Naylor's book The Women of Brewster Place won a National Book Award in 1983. Naylor is also the author of the novels Linden Hills, Mama Day, and Bailey's Café. Most recently, she edited Children of the Night: The Best Short Stories by Black Writers Volume II. She also has written essays and screenplays and the stage adaptation of Bailey's Café.

Naylor also works in film and the theater. She runs One Way Productions, an independent entertainment company whose mission is not only to bring positive images of the African-American community to film, stage, and television, but also to inspire children.

The Black Student Alliance (BSA), Womenspace, the department of English, and the Dean of Students Office are sponsoring Naylor's visit. For more information, call 2-6831.

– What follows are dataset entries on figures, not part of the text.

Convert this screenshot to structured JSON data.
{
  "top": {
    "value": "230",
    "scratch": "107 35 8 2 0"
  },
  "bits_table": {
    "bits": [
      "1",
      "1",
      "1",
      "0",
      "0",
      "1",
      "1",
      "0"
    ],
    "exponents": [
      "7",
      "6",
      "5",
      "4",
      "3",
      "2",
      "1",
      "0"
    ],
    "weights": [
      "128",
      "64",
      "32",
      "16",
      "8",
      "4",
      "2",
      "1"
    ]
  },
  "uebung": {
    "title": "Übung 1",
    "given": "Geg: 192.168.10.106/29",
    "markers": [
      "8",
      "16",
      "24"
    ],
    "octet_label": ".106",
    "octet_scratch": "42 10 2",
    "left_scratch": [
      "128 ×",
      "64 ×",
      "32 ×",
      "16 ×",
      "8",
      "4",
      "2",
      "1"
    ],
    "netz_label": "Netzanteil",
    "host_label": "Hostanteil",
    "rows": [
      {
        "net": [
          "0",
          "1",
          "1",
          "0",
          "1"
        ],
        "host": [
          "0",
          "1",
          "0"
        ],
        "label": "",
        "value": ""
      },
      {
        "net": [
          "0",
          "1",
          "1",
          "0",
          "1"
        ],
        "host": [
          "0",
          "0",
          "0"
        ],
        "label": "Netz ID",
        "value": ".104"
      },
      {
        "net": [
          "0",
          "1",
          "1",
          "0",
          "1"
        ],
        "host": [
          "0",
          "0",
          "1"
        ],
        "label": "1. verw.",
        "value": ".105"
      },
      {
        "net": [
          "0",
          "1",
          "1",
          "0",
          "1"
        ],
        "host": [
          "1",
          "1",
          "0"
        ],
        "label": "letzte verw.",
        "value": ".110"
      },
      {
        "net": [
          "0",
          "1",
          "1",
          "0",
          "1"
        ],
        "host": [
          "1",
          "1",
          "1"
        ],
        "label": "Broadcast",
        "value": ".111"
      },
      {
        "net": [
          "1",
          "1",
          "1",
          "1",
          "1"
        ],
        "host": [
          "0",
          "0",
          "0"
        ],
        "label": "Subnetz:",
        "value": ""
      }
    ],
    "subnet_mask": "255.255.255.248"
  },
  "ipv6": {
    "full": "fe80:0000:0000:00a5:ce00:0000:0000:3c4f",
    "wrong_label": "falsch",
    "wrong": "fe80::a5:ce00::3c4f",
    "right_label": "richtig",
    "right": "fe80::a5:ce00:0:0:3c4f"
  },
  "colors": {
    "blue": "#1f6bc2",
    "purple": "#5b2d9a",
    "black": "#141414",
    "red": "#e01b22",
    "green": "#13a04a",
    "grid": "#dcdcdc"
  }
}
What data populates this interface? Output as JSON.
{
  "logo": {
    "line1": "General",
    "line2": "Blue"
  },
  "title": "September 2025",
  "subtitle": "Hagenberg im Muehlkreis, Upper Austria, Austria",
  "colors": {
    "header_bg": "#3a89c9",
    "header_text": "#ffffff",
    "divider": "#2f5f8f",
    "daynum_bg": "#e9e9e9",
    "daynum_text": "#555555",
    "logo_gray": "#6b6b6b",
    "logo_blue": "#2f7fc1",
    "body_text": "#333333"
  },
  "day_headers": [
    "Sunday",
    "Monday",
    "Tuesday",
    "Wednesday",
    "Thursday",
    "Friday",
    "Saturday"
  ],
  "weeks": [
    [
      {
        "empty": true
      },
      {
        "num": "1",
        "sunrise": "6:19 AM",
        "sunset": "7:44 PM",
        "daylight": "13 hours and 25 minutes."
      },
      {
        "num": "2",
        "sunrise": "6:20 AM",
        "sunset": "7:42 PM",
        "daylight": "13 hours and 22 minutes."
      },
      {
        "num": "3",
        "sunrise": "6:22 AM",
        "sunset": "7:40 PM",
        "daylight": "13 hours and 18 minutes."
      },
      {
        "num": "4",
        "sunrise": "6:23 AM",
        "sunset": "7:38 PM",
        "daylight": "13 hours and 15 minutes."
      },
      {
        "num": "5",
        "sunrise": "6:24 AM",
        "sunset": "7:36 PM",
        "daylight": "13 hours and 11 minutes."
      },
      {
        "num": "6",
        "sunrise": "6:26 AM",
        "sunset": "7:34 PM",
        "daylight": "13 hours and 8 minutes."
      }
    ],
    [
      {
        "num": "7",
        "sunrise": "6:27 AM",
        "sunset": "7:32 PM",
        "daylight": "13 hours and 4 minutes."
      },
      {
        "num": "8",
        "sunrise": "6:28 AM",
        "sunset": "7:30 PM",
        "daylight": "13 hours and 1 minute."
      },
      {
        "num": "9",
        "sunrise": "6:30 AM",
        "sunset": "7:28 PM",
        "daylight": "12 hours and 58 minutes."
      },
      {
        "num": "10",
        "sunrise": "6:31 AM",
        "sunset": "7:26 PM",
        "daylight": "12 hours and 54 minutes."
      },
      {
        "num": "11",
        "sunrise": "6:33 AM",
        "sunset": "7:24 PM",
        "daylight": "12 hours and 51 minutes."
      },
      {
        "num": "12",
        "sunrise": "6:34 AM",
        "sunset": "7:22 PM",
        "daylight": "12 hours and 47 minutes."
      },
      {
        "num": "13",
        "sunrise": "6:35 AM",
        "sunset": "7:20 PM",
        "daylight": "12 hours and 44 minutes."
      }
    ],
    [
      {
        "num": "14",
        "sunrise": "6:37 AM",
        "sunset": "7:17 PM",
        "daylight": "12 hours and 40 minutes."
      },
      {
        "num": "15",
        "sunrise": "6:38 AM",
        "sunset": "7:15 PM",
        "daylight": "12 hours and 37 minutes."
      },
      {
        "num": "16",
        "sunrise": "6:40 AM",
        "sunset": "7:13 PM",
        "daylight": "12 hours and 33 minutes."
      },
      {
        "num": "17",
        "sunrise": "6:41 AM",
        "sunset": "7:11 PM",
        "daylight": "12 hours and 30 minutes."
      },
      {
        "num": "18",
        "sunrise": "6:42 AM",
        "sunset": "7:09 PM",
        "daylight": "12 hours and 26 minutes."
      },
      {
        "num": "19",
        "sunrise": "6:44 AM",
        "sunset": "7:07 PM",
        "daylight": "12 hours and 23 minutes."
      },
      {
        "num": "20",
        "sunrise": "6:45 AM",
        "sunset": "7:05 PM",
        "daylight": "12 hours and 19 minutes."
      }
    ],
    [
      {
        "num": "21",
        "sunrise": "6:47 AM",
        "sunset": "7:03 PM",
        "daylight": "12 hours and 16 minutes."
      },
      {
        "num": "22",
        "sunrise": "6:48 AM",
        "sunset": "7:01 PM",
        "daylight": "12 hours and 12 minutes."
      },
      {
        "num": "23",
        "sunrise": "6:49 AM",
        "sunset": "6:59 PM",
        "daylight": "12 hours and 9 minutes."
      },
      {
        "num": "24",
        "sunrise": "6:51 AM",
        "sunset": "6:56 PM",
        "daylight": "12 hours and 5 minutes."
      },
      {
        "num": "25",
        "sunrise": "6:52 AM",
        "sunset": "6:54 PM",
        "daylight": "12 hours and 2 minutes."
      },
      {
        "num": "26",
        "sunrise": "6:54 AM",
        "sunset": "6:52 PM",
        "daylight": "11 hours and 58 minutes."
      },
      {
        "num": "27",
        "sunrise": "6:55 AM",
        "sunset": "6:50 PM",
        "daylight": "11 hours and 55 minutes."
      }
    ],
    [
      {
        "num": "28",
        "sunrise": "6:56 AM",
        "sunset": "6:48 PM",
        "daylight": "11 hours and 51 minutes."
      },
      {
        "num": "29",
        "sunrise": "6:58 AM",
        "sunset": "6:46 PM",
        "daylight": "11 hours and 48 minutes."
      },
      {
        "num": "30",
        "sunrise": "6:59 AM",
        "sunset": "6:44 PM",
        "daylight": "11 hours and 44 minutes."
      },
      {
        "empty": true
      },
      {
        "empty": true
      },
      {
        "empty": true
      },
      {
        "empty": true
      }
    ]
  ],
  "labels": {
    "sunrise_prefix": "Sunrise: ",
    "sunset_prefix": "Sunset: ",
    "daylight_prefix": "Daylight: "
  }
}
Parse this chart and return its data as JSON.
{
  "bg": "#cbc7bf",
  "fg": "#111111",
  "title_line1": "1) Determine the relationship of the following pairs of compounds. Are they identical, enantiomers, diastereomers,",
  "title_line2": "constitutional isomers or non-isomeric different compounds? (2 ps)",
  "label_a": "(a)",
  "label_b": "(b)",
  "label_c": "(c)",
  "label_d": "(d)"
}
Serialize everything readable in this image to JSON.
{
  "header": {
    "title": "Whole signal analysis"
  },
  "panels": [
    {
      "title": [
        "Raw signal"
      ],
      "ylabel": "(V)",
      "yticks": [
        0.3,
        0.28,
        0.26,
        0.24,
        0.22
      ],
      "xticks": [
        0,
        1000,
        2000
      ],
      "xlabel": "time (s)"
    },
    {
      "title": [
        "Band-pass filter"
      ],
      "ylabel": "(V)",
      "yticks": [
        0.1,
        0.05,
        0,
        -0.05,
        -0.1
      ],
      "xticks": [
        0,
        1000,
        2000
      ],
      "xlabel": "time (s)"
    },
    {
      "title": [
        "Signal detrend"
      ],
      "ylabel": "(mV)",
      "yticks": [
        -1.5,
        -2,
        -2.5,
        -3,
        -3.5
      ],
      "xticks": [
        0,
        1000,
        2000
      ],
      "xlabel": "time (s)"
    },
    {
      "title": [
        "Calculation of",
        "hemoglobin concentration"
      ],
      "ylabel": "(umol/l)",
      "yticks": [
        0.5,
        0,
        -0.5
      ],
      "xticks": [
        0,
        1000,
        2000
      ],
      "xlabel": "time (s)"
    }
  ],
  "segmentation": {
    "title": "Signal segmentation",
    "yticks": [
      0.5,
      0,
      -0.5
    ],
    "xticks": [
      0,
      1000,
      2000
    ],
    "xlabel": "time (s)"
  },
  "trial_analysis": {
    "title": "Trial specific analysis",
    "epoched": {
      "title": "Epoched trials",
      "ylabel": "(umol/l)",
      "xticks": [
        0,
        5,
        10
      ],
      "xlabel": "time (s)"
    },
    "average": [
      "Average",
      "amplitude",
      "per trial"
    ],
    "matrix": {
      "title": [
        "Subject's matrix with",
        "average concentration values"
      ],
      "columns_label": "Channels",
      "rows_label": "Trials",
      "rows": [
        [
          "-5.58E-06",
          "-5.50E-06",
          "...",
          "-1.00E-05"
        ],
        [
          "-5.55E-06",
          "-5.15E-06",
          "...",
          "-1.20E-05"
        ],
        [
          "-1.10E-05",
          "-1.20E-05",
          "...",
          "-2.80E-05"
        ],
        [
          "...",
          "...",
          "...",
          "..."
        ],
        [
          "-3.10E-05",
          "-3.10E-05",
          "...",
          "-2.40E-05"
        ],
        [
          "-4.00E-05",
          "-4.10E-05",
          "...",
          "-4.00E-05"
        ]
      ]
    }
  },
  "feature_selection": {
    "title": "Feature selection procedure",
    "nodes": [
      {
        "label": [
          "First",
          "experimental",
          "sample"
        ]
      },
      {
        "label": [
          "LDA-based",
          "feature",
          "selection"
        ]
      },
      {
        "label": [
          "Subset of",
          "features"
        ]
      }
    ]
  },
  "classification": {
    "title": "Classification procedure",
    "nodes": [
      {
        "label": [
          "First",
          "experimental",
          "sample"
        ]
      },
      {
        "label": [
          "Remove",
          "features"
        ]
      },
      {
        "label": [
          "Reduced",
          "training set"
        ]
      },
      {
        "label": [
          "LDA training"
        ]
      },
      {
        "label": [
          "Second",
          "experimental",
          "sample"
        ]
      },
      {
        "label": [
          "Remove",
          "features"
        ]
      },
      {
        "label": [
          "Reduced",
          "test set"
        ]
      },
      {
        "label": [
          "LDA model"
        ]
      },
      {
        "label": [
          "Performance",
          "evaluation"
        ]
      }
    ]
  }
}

Speaker on outreach scheduled
Mary L. Walshok, associate vice chancellor for extended studies and public programs at the University of California, San Diego, and author of Knowledge without Boundaries, will give a presentation on outreach on Monday, Oct. 26, at 9 a.m. in Donaldson Brown Hotel and Conference Center conference rooms D and E. Her talk, which is sponsored by the Outreach Division, is open to the public.
Walshok is a noted speaker on outreach and is credited with initiating CONNECT, a successful program that supports high-tech entrepreneurship, at her university. She lectures and writes extensively on the changing role of universities in the knowledge economy.
For more information, call 1-3205.
Slovenian speaker slated
A lecture by Matjaz Mulej, professor of Innovation and Systems Theory at the University of Maribor in Slovenia, titled "Applied Systems Thinking vs. Systems Theories," will be presented at 4:30 p.m. Monday, Nov. 2, in 114 Architecture Annex. Mulej will contrast informal methods designed to master complexity by creative cooperation with several pairings of systems theory (deterministic or probabilistic, disciplinary or interdisciplinary, and descriptive or future impact oriented). He will also consider western as compared with far-eastern theories about systems, and will show how all can be combined to enhance holism and creativity in finding solutions to complex everyday problems in the socio-environmental context.
Mulej is a leading international authority on systems applications and is the author or co-editor of about 35 books published in 24 countries, including Self-Transformation Of The Forgotten Four-Fifths, co-authored with Bob Dyck. He is a member of the New York Academy of Sciences. The presentation is co-sponsored by the Department of Urban Affairs and Planning together with the Business Leadership Center and the department of Management. The general public is welcome to attend.